Jo Evans, lead inspector, said the school, which has 153 pupils, does not spend enough time on helping lower achievers.

She said: “Since the last inspection, there has been a decline in the school’s overall effectiveness.

“In parts of the school and in a variety of subjects, the quality of teaching, learning and assessment is not good enough.

“Recently, leaders have introduced a range of appropriate initiatives to improve the quality of teaching, particularly in English and mathematics.

“However, these strategies are not yet embedded well enough throughout the school.  

“Teachers, other than in the early years and Year 6, do not take enough account of what pupils already know and have low expectations of what they can achieve.

“Consequently, they do not plan activities to ensure that pupils make consistently good progress.”

She added: “Although improving, disadvantaged pupils do not make enough progress in reading, writing and mathematics to reach the standards of which they are capable.

“The teaching of phonics, other than in the early years, is not consistently good.

“Time is not always used effectively to ensure that lower attaining pupils and those with special educational needs and/or disabilities (SEND) have a secure understanding of letters and the sounds they make.  

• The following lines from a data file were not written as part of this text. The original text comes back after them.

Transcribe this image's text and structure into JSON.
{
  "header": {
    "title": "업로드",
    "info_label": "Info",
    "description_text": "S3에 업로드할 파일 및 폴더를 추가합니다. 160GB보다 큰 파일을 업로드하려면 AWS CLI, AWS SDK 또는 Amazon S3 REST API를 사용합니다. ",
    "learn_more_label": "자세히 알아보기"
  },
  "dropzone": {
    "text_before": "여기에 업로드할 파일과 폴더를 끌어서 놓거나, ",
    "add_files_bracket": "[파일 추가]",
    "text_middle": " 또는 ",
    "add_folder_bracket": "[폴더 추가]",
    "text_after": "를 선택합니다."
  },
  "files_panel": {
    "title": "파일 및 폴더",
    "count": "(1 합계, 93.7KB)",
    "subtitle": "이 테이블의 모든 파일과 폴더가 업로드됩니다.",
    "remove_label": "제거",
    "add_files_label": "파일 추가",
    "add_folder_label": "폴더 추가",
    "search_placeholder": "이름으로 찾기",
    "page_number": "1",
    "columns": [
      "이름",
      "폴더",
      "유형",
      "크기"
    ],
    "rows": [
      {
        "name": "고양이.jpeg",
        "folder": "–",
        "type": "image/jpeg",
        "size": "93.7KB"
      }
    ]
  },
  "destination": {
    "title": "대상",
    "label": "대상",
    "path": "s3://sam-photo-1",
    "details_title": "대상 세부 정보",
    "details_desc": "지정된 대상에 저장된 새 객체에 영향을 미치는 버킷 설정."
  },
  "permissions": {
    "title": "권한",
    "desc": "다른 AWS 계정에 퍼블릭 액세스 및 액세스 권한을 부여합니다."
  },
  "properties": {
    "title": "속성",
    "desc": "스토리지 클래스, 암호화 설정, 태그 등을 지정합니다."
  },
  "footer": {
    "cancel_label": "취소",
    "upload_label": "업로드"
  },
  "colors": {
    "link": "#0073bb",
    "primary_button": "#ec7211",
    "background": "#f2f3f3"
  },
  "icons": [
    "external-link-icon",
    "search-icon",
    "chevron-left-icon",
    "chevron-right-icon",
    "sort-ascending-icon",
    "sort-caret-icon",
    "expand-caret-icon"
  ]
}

“Across the curriculum, some subjects, including science and humanities, are not planned in a logical sequence.

“This means that pupils do not build their subject-specific knowledge and skills in order to gain a deep understanding of what they are learning.”

But she did add that pupils are “polite, kind and respectful” and that the headteacher “ensures that pupils’ personal development and welfare is a high priority.”

She added: ”As a result, pupils are happy to come to school, where they feel safe and well cared for.”

Mr Eglin said: “Morda is a happy, safe school where children are cared for brilliantly.

“Our fantastic teachers have been working so hard and the inspectors praised the work we have put in place to improve the school since the last inspection in November, and before that.

“The pace of work is dramatic and we are confident that Morda will regain its good status quickly.”

Karen Bradshaw, director of children’s services with Shropshire Council, added: “Shropshire Council wants our children to receive the best possible education. We’re pleased that the headteacher, staff and governors, have already begun work to address the priorities for improvements in the Ofsted report and will continue to support the school to ensure that pupils have consistently good opportunities to learn and to fulfil their potential.”